Sometimes journalists further multiply their errors when publishing corrections:
(1) Despite the claim of “Boston College law lecturer Elliot Hamilton”, the land of Israel was called Palestine long before Jesus. Herodotus wrote of it way back back in the 5th century BCE (calling it Palaistine.) I can think of many other Greek and Roman writers who called it Palestine: Pliny the Elder, Aristotle, Pausanias, and Ovid, to name a few. Yes, like it or not, Jesus lived in first century Palestine. [Yes, the word originally applied more to the coastal area where the Philistines had first settled. But it wasn’t that long until it got applied further inland as well.]
(2) Obviously, it is an equivocation fallacy to casually confuse the modern day denotations and connotations of the word Palestinian with related words of Jesus day.
(3) Obviously, Palestinian is NOT a synonym for Muslim. Indeed, there are many thousands of Christian Palestinians.

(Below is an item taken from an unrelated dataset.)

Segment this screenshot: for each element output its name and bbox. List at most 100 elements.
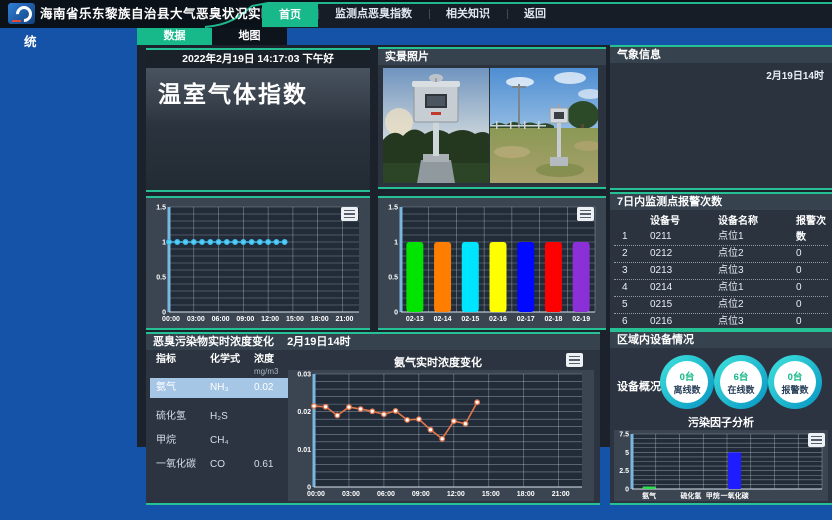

(4) Blue eyes are probably more common in Israel today because of admixtures explained in the Diaspora–and in conversions to Judaisms–but it is important to keep in mind that there was already some degree of such admixture at the time of Jesus due to the captivities and the resettlement of various peoples by the conquerors. (Blonde hair is also not all that unusual among Jewish people today. To a degree, it is a neotony feature.)
(5) As for the amazing claim that Jesus “had the complexion of a Middle Eastern man”, young people have a very appropriate and exasperated response for that: “Duh!!!”